Tagebuch 3
Tagebuch 3
Wer den Traum von der einsamen Wildnis im Norden Europas träumt, der ist hier am Ziel seiner Träume. Uns erwartet eine atemberaubende Landschaft, sieben schwedische und norwegische Nationalparks in der Umgebung. Sven und Susanne haben sich hier mit ihren Jungs einen kleinen Traum erfüllt. Sven war übrigens beim BdP. Und später wurde er vom Pfadi zum Wildnisführer. Susanne und Sven wollen andere an ihrem Traum teilhaben lassen:
„Wir sind keine Auswanderer sondern Einwanderer“, sagt Sven. Im Norden Norwegens hat er mit seiner Frau Susanne eher zufällig bei einer Urlaubsreise ein neues Zuhause gefunden. Gemeinsam haben sie 2005 einen 100 Hektar großen, still gelegten Bauernhof, ein kleines Stück über dem Polarkreis gekauft. Der Wildnisführer und die Künstlerin leben den Traum von einem sanften Tourismusprojekt in der arktischen Wildnis. Noch stehen sie am Anfang und die kommunalen Behörden machen ihnen das Leben schwer. Doch sie haben Ausdauerkraft. Bewusst verstehen sie sich als Einwanderer, sie sind nicht aus Deutschland geflohen. Vielleicht kehren sie eines Tages zurück.
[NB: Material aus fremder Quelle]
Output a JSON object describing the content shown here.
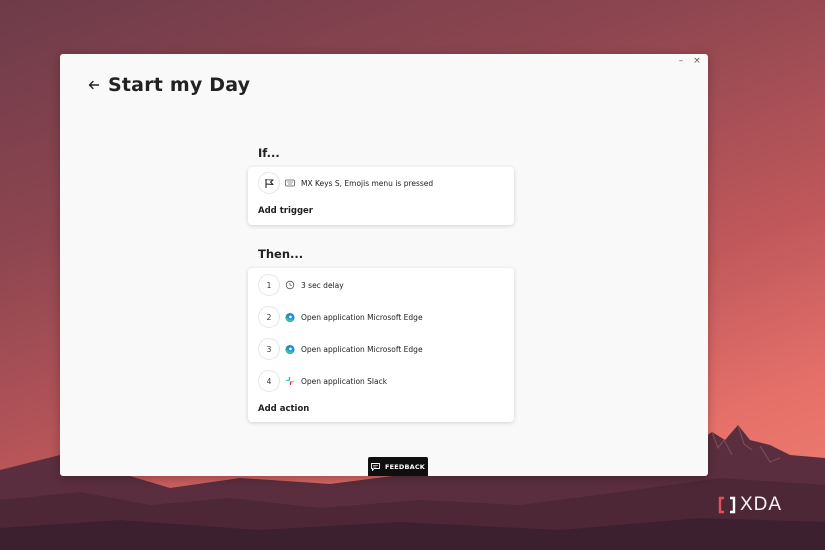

In Rokland, gut 100 Kilometer vor Bodö und der Fähre zu den Lofoten, verlässt man Norwegens Nord-Süd-Verbindung die E6 und das Saltedal und fährt noch gut 20 Kilometer auf einer Schotterpiste in ein Seitental. Plötzlich öffnet sich das Evenestal und man blickt in die Weite des norwegischen Gebirge, des Fjell. Wenn man am Ende der Fahrstraße angekommen ist, dann liegt dort in Storengan der Hof von Sven (38), Susanne (35), Lasse (4) und Bastian (2). Ein großer norwegischer Nationalpark im Fjell grenzt direkt an. Wer hier wandert, der erlebt alle paar hundert Meter neue starke Eindrücke. In der Umgebung liegen sieben norwegische und schwedische Nationalparks. Eine Landschaft, so schön, das man den Atem anhält. Von ihrem Grundstück blickt man direkt auf ihren mächtigen 1700 Meter hohen Hausberg, den Satertind, der in der spätabendlichen Sommersonne orange schimmert.
Abends wird es laut auf dem Hof von Susanne und Sven. Denn dann werden Niko, Pit, Copy, Nannuk, Mietek und Smilla unruhig. Die sechs Huskys warten darauf, dass Sven ihnen ihre Mahlzeit aus Kraftfutter zubereitet und serviert. Wenn es soweit ist, dann ist der Spuk in fünf Minuten vorbei. Sven mischt das Futter mit Wasser an, gibt jedem Hund einzeln sein Futter und kurz danach sind die Näpfe leer. In dieser Zeit ist jeder Hund für sich, denn sie haben untereinander eine „deutliche Sprache“, wie Züchter Sven Kisch-Rumschöttel es nennt.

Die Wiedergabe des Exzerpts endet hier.